に終った。今の文学士|小山内薫《おさないかおる》さんと画家|岡田三郎助《おかださぶろうすけ》さんの妻|八千代《やちよ》さんとは建の遺子である。矢島|優善《やすよし》は弘前に留《とど》まっていて、戦地から後送《こうそう》せられて来る負傷者を治療した。

   その八十三

 渋江氏の若党の一人中条勝次郎は、弘前に来てから思いも掛けぬ事に遭遇した。
 一行が土手町に下宿した後|二《に》、三月《さんげつ》にして暴風雨があった。
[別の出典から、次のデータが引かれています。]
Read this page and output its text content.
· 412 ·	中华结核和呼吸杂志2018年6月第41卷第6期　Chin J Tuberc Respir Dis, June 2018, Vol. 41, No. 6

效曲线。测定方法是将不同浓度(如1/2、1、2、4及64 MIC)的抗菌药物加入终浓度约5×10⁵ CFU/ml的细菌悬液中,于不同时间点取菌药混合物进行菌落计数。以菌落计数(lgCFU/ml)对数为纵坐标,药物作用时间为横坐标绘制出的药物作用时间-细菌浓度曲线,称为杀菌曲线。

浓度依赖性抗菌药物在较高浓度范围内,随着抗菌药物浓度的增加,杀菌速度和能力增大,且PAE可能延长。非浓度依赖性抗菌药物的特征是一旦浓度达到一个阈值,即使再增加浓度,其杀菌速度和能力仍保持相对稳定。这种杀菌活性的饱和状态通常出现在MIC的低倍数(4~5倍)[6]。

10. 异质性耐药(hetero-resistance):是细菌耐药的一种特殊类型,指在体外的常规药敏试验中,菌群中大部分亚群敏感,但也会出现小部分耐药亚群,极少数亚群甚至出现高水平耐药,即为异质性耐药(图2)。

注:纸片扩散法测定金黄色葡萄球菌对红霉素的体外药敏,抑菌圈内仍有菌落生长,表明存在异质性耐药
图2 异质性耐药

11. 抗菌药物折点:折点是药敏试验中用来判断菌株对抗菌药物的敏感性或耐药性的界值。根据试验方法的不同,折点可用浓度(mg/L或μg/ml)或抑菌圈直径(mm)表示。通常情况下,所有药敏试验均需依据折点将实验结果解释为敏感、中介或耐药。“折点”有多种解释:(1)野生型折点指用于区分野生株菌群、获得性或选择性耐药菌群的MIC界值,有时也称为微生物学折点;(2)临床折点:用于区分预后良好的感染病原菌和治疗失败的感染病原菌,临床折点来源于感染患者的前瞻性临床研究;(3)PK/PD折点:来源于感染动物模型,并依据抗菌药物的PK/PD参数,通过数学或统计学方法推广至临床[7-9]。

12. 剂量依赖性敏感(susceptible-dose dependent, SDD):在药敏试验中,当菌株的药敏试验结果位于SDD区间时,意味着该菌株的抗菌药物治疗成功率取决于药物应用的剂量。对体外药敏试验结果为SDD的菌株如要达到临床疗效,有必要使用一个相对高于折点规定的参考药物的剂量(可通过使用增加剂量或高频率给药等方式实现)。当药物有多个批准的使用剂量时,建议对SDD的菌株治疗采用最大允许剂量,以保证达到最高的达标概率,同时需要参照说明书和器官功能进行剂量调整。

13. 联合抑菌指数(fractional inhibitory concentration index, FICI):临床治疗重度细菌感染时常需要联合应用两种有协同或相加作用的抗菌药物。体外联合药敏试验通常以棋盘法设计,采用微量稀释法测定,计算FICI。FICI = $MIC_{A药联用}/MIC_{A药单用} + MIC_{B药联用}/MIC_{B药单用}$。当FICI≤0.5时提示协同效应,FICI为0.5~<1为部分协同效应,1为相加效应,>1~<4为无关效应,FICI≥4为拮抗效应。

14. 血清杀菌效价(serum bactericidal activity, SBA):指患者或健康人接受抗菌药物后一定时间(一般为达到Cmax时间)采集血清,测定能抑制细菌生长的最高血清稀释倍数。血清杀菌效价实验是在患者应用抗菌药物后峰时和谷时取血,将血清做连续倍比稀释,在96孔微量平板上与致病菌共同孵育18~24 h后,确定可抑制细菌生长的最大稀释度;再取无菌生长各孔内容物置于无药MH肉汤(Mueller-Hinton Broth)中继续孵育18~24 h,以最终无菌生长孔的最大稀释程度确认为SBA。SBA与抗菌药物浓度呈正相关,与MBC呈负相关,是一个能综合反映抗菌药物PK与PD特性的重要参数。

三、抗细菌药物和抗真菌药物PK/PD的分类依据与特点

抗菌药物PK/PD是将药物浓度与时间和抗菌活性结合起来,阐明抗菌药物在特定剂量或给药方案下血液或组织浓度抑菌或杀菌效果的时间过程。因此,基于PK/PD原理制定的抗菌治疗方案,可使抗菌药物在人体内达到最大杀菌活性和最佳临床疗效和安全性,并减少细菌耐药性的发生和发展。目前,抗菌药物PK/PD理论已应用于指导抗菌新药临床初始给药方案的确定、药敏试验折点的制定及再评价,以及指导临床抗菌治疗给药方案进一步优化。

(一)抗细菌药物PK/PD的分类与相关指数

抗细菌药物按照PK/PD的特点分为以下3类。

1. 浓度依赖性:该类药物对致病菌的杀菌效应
弘前の人は暴風雨を岩木山の神が崇《たたり》を作《な》すのだと信じている。神は他郷の人が来て土着するのを悪《にく》んで、暴風雨を起すというのである。この故に弘前の人は他郷の人を排斥する。就中《なかんずく》丹後《たんご》の人と南部の人とを嫌う。なぜ丹後の人を嫌うかというに、岩木山の神は古伝説の安寿姫《あんじゅひめ》で、己《おのれ》を虐使した山椒大夫《さんしょうたゆう》の郷人を嫌うのだそうである。また南部の人を嫌うのは、神も津軽人のパルチキュラリスムに感化せられているのかも知れない。